By Human Rights Watch
On April 30, the rights commission began a disciplinary inquiry of Angkhana, accusing her of political partiality. The inquiry was triggered by comments from Tuang Attachai, a junta-appointed National Legislative Assembly member, and a complaint filed with the commission by Surawat Sangkharuek, a pro-junta activist. The inquiry focuses on Angkhana’s role in observing legal proceedings and documenting rights violations against opposition politicians and critics of the ruling National Council for Peace and Order (NCPO). She faces possible impeachment.
“Thailand’s rights commission is sinking to a new low by seeking to punish Angkhana for doing her job by exposing rights abuses and demanding accountability,” said Brad Adams, Asia director at Human Rights Watch. “The commission’s leadership has repeatedly failed to hold the military government to its human rights obligations, but it appears now to be doing the junta’s dirty work.”
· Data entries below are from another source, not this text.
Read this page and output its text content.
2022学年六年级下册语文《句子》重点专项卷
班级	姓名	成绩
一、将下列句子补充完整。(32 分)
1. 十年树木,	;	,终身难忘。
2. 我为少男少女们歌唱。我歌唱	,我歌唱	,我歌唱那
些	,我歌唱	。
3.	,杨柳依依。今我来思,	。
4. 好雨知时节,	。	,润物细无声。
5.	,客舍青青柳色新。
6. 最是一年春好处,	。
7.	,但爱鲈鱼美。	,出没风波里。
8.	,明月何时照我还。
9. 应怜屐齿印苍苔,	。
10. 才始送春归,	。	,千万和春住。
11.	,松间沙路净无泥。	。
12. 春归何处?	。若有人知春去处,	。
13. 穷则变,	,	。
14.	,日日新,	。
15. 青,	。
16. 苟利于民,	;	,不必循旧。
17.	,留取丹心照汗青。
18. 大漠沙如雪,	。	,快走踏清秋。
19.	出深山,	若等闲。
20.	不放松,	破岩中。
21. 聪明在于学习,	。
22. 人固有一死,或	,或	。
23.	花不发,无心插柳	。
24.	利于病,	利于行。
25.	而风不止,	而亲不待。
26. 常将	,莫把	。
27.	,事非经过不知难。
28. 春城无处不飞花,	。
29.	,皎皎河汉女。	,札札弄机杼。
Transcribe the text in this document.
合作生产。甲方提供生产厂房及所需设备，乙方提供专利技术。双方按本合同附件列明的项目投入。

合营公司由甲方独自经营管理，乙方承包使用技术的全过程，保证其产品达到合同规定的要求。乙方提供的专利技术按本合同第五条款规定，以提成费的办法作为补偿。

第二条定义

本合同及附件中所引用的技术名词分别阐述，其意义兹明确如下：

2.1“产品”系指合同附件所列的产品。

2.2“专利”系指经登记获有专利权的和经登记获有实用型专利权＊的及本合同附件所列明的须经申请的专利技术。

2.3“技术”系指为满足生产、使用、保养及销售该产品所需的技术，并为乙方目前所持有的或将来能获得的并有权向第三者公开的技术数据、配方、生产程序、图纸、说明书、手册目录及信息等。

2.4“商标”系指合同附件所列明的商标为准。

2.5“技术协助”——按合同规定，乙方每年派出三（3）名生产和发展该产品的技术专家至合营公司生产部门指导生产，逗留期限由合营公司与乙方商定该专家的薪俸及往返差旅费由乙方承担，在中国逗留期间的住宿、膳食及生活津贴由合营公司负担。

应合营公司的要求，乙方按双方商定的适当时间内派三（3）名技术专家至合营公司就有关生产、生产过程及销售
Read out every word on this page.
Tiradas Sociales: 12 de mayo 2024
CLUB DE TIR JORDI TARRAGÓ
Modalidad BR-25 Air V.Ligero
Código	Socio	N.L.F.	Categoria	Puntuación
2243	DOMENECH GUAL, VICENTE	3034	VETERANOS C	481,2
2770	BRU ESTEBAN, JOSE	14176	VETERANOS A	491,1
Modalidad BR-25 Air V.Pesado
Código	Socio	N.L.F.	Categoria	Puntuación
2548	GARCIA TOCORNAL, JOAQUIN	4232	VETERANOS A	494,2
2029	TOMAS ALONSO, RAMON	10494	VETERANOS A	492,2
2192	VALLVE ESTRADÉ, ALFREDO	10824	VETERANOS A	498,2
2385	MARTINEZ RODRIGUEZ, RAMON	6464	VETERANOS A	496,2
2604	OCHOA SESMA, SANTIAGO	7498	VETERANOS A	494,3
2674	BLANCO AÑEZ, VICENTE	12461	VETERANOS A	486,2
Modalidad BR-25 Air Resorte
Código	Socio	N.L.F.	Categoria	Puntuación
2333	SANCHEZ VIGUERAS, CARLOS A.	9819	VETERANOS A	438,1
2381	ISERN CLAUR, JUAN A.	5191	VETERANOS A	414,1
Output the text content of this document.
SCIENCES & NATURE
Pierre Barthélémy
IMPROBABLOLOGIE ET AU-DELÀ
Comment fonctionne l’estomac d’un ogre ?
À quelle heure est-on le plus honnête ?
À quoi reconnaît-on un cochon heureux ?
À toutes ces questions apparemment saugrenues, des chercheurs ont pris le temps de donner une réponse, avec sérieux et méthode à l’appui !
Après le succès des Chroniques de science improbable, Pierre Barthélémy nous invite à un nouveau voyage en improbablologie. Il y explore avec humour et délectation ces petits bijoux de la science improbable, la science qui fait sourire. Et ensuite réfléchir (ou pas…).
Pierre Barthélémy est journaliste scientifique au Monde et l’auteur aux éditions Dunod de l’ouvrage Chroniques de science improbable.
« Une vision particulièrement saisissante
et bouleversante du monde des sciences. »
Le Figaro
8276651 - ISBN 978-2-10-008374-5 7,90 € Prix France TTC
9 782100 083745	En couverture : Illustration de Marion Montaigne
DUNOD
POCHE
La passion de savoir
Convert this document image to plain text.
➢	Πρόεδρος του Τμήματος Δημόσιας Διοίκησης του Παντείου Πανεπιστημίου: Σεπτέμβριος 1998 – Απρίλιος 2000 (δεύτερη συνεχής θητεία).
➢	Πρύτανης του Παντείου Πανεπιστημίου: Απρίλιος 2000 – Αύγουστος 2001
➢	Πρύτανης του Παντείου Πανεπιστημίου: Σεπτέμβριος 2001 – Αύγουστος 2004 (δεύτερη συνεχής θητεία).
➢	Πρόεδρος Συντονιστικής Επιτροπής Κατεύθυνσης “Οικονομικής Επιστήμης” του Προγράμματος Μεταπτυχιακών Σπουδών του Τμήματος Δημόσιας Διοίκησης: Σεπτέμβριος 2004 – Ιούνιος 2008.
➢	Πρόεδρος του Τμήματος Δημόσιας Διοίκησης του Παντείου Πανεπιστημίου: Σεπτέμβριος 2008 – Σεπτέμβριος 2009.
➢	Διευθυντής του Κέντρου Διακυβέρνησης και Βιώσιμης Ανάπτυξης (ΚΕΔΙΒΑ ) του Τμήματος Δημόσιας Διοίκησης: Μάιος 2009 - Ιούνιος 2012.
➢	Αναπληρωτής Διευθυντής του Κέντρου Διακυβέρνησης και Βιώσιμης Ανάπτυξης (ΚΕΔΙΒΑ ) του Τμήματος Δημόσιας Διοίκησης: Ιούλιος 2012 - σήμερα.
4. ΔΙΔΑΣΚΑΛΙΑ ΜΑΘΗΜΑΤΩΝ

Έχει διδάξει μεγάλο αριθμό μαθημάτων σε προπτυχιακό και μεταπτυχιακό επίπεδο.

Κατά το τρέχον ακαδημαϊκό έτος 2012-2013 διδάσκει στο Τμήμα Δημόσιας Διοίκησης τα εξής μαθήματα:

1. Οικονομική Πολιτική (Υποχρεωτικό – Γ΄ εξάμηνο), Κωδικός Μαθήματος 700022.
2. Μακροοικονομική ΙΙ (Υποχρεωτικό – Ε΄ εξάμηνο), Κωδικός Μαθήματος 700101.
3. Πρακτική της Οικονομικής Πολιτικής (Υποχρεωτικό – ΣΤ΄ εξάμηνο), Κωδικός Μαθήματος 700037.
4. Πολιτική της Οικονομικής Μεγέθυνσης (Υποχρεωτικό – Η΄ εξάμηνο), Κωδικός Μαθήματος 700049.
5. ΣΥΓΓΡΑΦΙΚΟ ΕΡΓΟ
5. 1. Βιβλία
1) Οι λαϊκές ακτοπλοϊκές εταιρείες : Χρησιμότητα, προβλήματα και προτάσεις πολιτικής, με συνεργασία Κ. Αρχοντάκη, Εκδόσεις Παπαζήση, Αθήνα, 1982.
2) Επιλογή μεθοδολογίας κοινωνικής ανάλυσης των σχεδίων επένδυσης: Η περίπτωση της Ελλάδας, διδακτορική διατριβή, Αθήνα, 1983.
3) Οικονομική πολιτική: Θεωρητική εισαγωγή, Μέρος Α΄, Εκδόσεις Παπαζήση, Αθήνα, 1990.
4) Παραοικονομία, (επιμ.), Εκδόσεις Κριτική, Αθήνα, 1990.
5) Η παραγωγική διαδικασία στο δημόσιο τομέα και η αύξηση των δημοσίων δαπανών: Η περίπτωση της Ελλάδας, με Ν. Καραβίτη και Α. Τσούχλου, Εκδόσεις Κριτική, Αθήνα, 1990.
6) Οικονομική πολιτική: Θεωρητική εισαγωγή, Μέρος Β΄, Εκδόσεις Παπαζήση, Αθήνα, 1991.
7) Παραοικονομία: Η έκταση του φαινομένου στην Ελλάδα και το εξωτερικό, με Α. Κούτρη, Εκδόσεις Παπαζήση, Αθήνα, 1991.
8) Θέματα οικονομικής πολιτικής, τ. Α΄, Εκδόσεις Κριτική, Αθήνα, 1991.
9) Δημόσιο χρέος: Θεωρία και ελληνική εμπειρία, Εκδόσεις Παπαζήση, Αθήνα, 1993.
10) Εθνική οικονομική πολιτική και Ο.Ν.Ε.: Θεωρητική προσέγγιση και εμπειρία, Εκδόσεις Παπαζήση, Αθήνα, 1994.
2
The National Human Rights Commission of Thailand, once considered a model for national human rights bodies in Southeast Asia, has faced interference from successive Thai governments since the first commissioners finished their term in 2009.
The Global Alliance of National Human Rights Institutions and the United Nations Human Rights Council downgraded the commission’s global ranking from “A” to “B” in 2015, revoking Thai commissioners’ privilege to speak from the council floor and present their views during council sessions. The downgrade stemmed from the government’s manipulation of the selection process for commissioners and serious questions about the commission’s pro-government political bias.
Since the May 2014 military coup, the junta has taken further action to weaken the commission. The 2017 NHRCT Act stripped away the agency’s independence and transformed it into a de facto government mouthpiece, contrary to the UN Principles relating to the Status of National Institutions (the Paris Principles).
The UN Declaration on Human Rights Defenders affirms the prohibition against retaliation, threats, and harassment of anyone who takes peaceful action against human rights violations, including within the exercise of their professional duties. The Thai government has an obligation to ensure that all people and organisations engaged in the protection and promotion of human rights are able to work in a safe and enabling environment.
“More than ever, Thailand needs a credible national rights agency, led by dedicated commissioners, to address the country’s worsening rights crisis,” Adams said. “The commission should drop its inquiry of Angkhana and ensure she can work in a secure environment without fear of reprisals.”